Monday, March 1, 2010

The Brain That Wouldn't Die

Completing a PhD is a pretty intensive activity. You spend a lot of time reading, writing and talking about your project. There is a portion of time-pie left over for sleeping, eating, and watching B-movies, but much of this is also spent thinking/obsessing about your thesis.

In this situation it is easy to forget about the body, or, at least, to discount its importance in the scheme of things. My foot cannot write a chapter, ergo, my foot is useless! This reminds me of René Descartes' famous comment "Cogito ergo sum" (I think, therefore I am). If you factor into this equation the almost constant use of the computer, one can begin to feel rather like a disembodied brain on a stick.

Or in a tray...





All concepts of mind/body dualism, however, depend upon the continuing health of the body concerned. At least, this is what I came to realise after waking up vomiting wretchedly this morning. As I hung my head over the latrine, I contemplated how one can only believe one's body is secondary when it is working properly. Rather like power, which is most noticeable to those who perceive they do not possess it, physical health is largely invisible to those who have it.
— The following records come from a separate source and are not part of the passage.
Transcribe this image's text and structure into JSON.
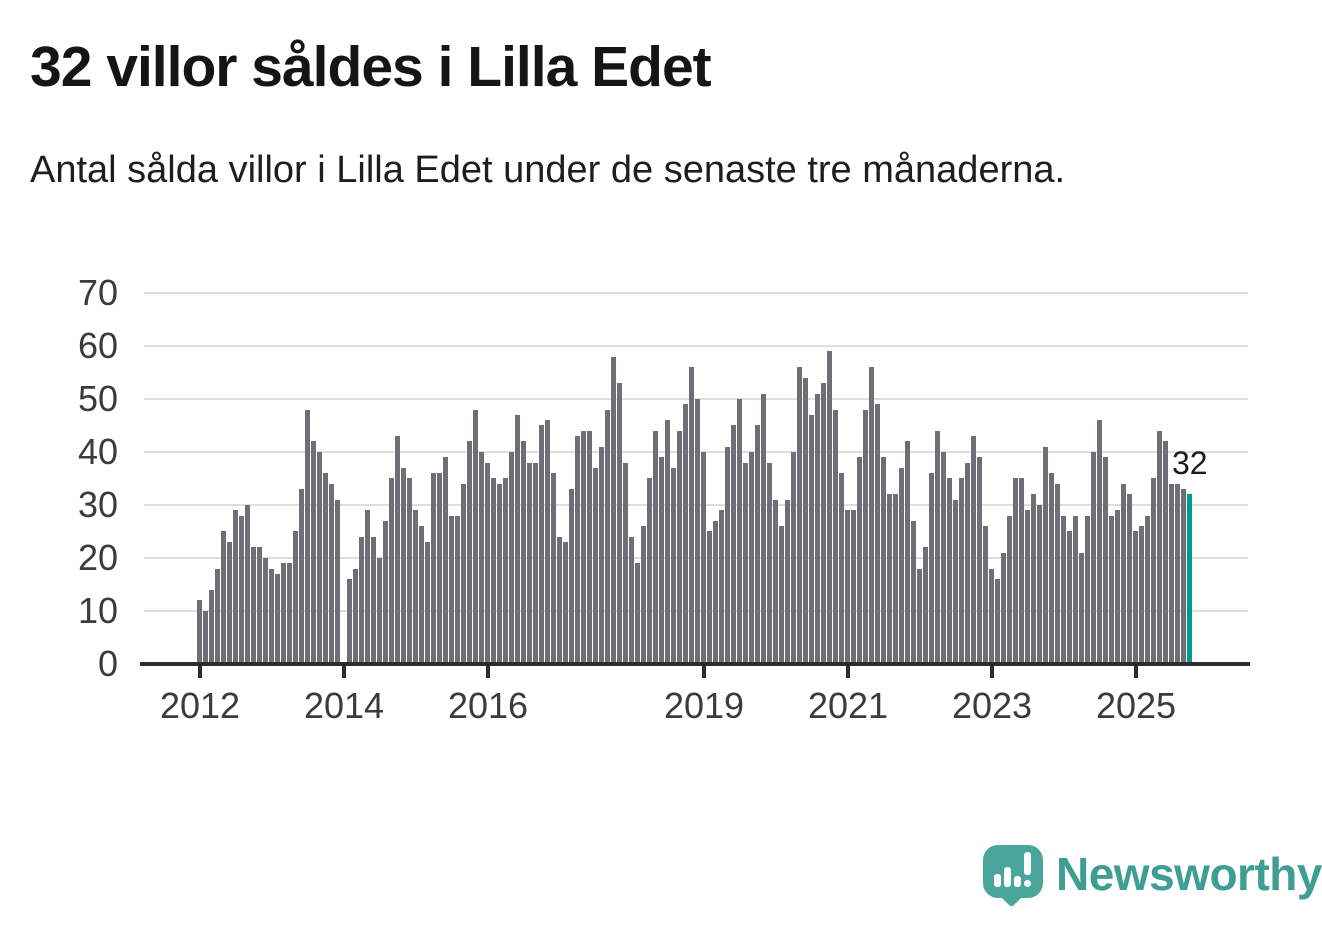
{
  "title": "32 villor såldes i Lilla Edet",
  "subtitle": "Antal sålda villor i Lilla Edet under de senaste tre månaderna.",
  "annotation": "32",
  "branding": {
    "logo_text": "Newsworthy"
  },
  "colors": {
    "bar": "#6f6e75",
    "highlight": "#009a8e",
    "grid": "#dedede",
    "axis": "#2d2c2e",
    "axis_text": "#3b3b3b",
    "logo": "#3f9e93"
  },
  "chart_data": {
    "type": "bar",
    "title": "32 villor såldes i Lilla Edet",
    "subtitle": "Antal sålda villor i Lilla Edet under de senaste tre månaderna.",
    "x_unit": "month",
    "x_first": "2012-01",
    "x_last": "2025-10",
    "ylim": [
      0,
      70
    ],
    "yticks": [
      0,
      10,
      20,
      30,
      40,
      50,
      60,
      70
    ],
    "grid": true,
    "xticks": [
      {
        "label": "2012",
        "month_index": 0
      },
      {
        "label": "2014",
        "month_index": 24
      },
      {
        "label": "2016",
        "month_index": 48
      },
      {
        "label": "2019",
        "month_index": 84
      },
      {
        "label": "2021",
        "month_index": 108
      },
      {
        "label": "2023",
        "month_index": 132
      },
      {
        "label": "2025",
        "month_index": 156
      }
    ],
    "values": [
      12,
      10,
      14,
      18,
      25,
      23,
      29,
      28,
      30,
      22,
      22,
      20,
      18,
      17,
      19,
      19,
      25,
      33,
      48,
      42,
      40,
      36,
      34,
      31,
      0,
      16,
      18,
      24,
      29,
      24,
      20,
      27,
      35,
      43,
      37,
      35,
      29,
      26,
      23,
      36,
      36,
      39,
      28,
      28,
      34,
      42,
      48,
      40,
      38,
      35,
      34,
      35,
      40,
      47,
      42,
      38,
      38,
      45,
      46,
      36,
      24,
      23,
      33,
      43,
      44,
      44,
      37,
      41,
      48,
      58,
      53,
      38,
      24,
      19,
      26,
      35,
      44,
      39,
      46,
      37,
      44,
      49,
      56,
      50,
      40,
      25,
      27,
      29,
      41,
      45,
      50,
      38,
      40,
      45,
      51,
      38,
      31,
      26,
      31,
      40,
      56,
      54,
      47,
      51,
      53,
      59,
      48,
      36,
      29,
      29,
      39,
      48,
      56,
      49,
      39,
      32,
      32,
      37,
      42,
      27,
      18,
      22,
      36,
      44,
      40,
      35,
      31,
      35,
      38,
      43,
      39,
      26,
      18,
      16,
      21,
      28,
      35,
      35,
      29,
      32,
      30,
      41,
      36,
      34,
      28,
      25,
      28,
      21,
      28,
      40,
      46,
      39,
      28,
      29,
      34,
      32,
      25,
      26,
      28,
      35,
      44,
      42,
      34,
      34,
      33,
      32
    ],
    "highlight_last_bar": true,
    "highlight_value": 32,
    "annotation_text": "32",
    "legend": null
  }
}
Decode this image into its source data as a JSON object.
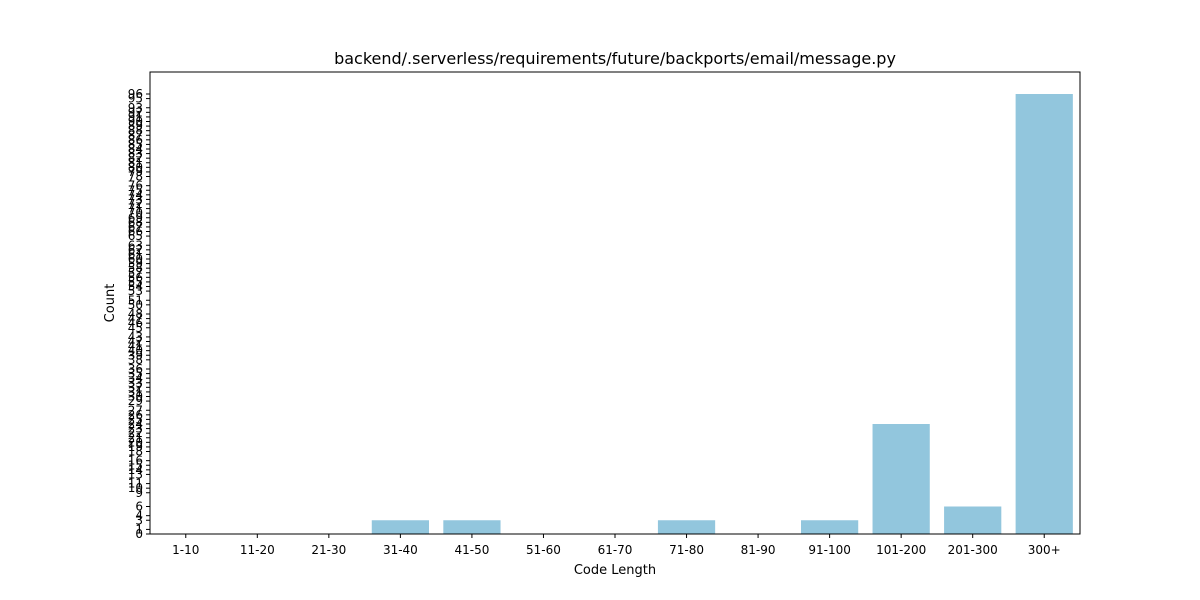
{
  "chart_data": {
    "type": "bar",
    "title": "backend/.serverless/requirements/future/backports/email/message.py",
    "xlabel": "Code Length",
    "ylabel": "Count",
    "categories": [
      "1-10",
      "11-20",
      "21-30",
      "31-40",
      "41-50",
      "51-60",
      "61-70",
      "71-80",
      "81-90",
      "91-100",
      "101-200",
      "201-300",
      "300+"
    ],
    "values": [
      0,
      0,
      0,
      3,
      3,
      0,
      0,
      3,
      0,
      3,
      24,
      6,
      96
    ],
    "ylim": [
      0,
      100.8
    ],
    "yticks": [
      0,
      1,
      3,
      4,
      6,
      9,
      10,
      11,
      13,
      14,
      15,
      16,
      18,
      19,
      20,
      21,
      22,
      23,
      24,
      25,
      26,
      27,
      29,
      30,
      31,
      32,
      33,
      34,
      35,
      36,
      38,
      39,
      40,
      41,
      42,
      43,
      45,
      46,
      47,
      48,
      50,
      51,
      53,
      54,
      55,
      56,
      57,
      58,
      59,
      60,
      61,
      62,
      63,
      65,
      66,
      67,
      68,
      69,
      70,
      71,
      72,
      73,
      74,
      75,
      76,
      78,
      79,
      80,
      81,
      82,
      83,
      84,
      85,
      86,
      87,
      88,
      89,
      90,
      91,
      92,
      93,
      95,
      96
    ],
    "bar_color": "#92c6dd",
    "grid": false,
    "legend": "none"
  }
}
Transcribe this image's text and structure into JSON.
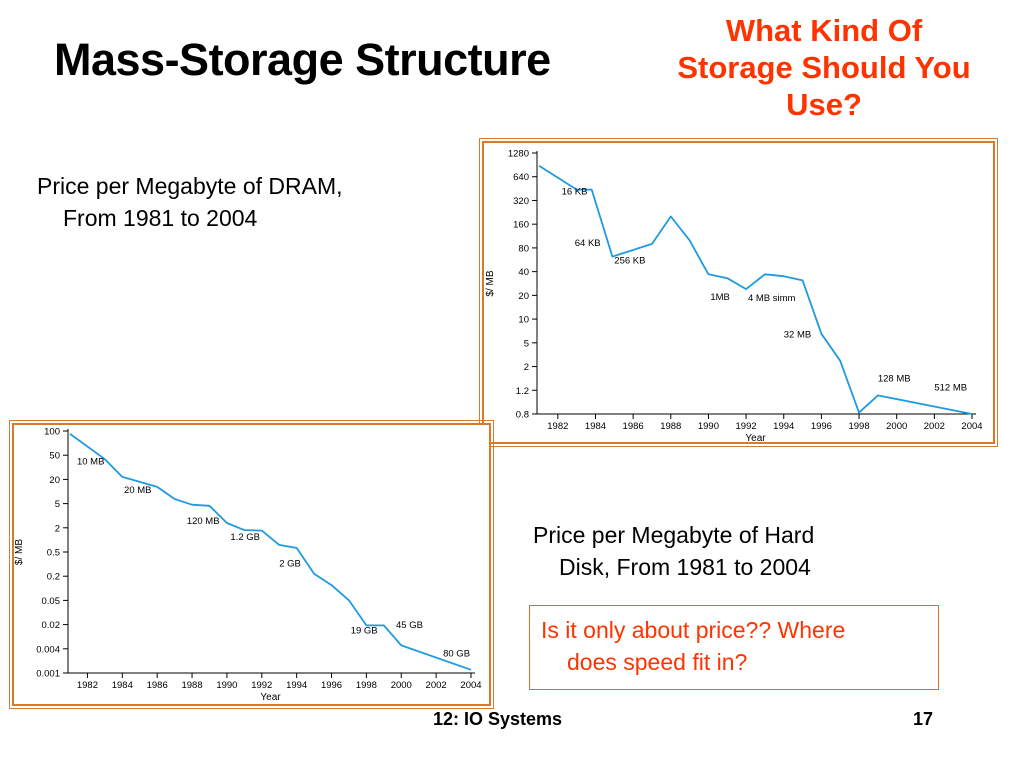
{
  "slide": {
    "title": "Mass-Storage Structure",
    "question": "What Kind Of Storage Should You Use?",
    "dram_caption": [
      "Price per Megabyte of DRAM,",
      "From 1981 to 2004"
    ],
    "disk_caption": [
      "Price per Megabyte of Hard",
      "Disk, From 1981 to 2004"
    ],
    "speed_note": [
      "Is it only about price??  Where",
      "does speed fit in?"
    ],
    "footer_left": "12: IO Systems",
    "footer_right": "17"
  },
  "colors": {
    "title": "#000000",
    "accent": "#ff3300",
    "frame": "#d77a2b",
    "line": "#1e9be0"
  },
  "chart_data": [
    {
      "type": "line",
      "id": "dram",
      "xlabel": "Year",
      "ylabel": "$/ MB",
      "scale_y": "log",
      "xlim": [
        1981,
        2004
      ],
      "ylim": [
        0.8,
        1280
      ],
      "x_ticks": [
        1982,
        1984,
        1986,
        1988,
        1990,
        1992,
        1994,
        1996,
        1998,
        2000,
        2002,
        2004
      ],
      "y_ticks": [
        0.8,
        1.2,
        2,
        5,
        10,
        20,
        40,
        80,
        160,
        320,
        640,
        1280
      ],
      "y_tick_labels": [
        "0.8",
        "1.2",
        "2",
        "5",
        "10",
        "20",
        "40",
        "80",
        "160",
        "320",
        "640",
        "1280"
      ],
      "series": [
        {
          "points": [
            [
              1981,
              880
            ],
            [
              1983,
              440
            ],
            [
              1983.8,
              440
            ],
            [
              1984.9,
              62
            ],
            [
              1987,
              90
            ],
            [
              1988,
              200
            ],
            [
              1989,
              100
            ],
            [
              1990,
              37
            ],
            [
              1991,
              33
            ],
            [
              1992,
              24
            ],
            [
              1993,
              37
            ],
            [
              1994,
              35
            ],
            [
              1995,
              31
            ],
            [
              1996,
              6.5
            ],
            [
              1997,
              2.5
            ],
            [
              1998,
              0.82
            ],
            [
              1999,
              1.1
            ],
            [
              2004,
              0.8
            ]
          ]
        }
      ],
      "annotations": [
        {
          "text": "16 KB",
          "x": 1982.2,
          "y": 380
        },
        {
          "text": "64 KB",
          "x": 1982.9,
          "y": 85
        },
        {
          "text": "256 KB",
          "x": 1985.0,
          "y": 51
        },
        {
          "text": "1MB",
          "x": 1990.1,
          "y": 17.5
        },
        {
          "text": "4 MB simm",
          "x": 1992.1,
          "y": 17.0
        },
        {
          "text": "32 MB",
          "x": 1994.0,
          "y": 5.8
        },
        {
          "text": "128 MB",
          "x": 1999.0,
          "y": 1.45
        },
        {
          "text": "512 MB",
          "x": 2002.0,
          "y": 1.2
        }
      ]
    },
    {
      "type": "line",
      "id": "disk",
      "xlabel": "Year",
      "ylabel": "$/ MB",
      "scale_y": "log",
      "xlim": [
        1981,
        2004
      ],
      "y_ticks": [
        0.001,
        0.004,
        0.02,
        0.05,
        0.2,
        0.5,
        2,
        5,
        20,
        50,
        100
      ],
      "y_tick_labels": [
        "0.001",
        "0.004",
        "0.02",
        "0.05",
        "0.2",
        "0.5",
        "2",
        "5",
        "20",
        "50",
        "100"
      ],
      "x_ticks": [
        1982,
        1984,
        1986,
        1988,
        1990,
        1992,
        1994,
        1996,
        1998,
        2000,
        2002,
        2004
      ],
      "series": [
        {
          "points": [
            [
              1981,
              92
            ],
            [
              1983,
              43
            ],
            [
              1984,
              22
            ],
            [
              1986,
              13
            ],
            [
              1987,
              6.5
            ],
            [
              1988,
              4.8
            ],
            [
              1989,
              4.6
            ],
            [
              1990,
              2.4
            ],
            [
              1991,
              1.75
            ],
            [
              1992,
              1.7
            ],
            [
              1993,
              0.75
            ],
            [
              1994,
              0.63
            ],
            [
              1995,
              0.22
            ],
            [
              1996,
              0.12
            ],
            [
              1997,
              0.05
            ],
            [
              1998,
              0.019
            ],
            [
              1999,
              0.019
            ],
            [
              2000,
              0.005
            ],
            [
              2004,
              0.0012
            ]
          ]
        }
      ],
      "annotations": [
        {
          "text": "10 MB",
          "x": 1981.4,
          "y": 35
        },
        {
          "text": "20 MB",
          "x": 1984.1,
          "y": 9.2
        },
        {
          "text": "120 MB",
          "x": 1987.7,
          "y": 2.3
        },
        {
          "text": "1.2 GB",
          "x": 1990.2,
          "y": 1.0
        },
        {
          "text": "2 GB",
          "x": 1993.0,
          "y": 0.29
        },
        {
          "text": "19 GB",
          "x": 1997.1,
          "y": 0.011
        },
        {
          "text": "45 GB",
          "x": 1999.7,
          "y": 0.016
        },
        {
          "text": "80 GB",
          "x": 2002.4,
          "y": 0.0026
        }
      ]
    }
  ]
}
In reality, the absence of body equals death. Which is why it might be nice to live in this movie:



Ah, just think of it. What freedom!

Of course, you would be stuck in a tray.

In her essay "Will the Real Body Please Stand Up?" Allucquère Rosanne Stone comments that:

"no matter how virtual the subject may become, there is always a body attached. It may be off somewhere else - and that 'somewhere else' may be a privileged point of view - but consciousness remains firmly rooted in the physical" (p.93 of Cybersexualities).

Further:

"It is important to remember that virtual community originates in, and must return to, the physical. No refigured virtual body, no matter how beautiful, will slow the death of a cyberpunk with AIDS. Even in the age of the technosocial subject, life is lived through bodies... forgetting the body is an old Cartesian trick, one that has unpleasant consequences for those bodies whose speech is silenced by the act of our forgetting;that is to say, those upon whose labor the act of forgetting the body is founded - usually women and minorities" (p.94).

Before we celebrate our imagined transcendence of the physical, we should ask ourselves where we think our bodies have gone. And would you really want to do without your body? I would just like to thank my stomach for reminding me of these important issues.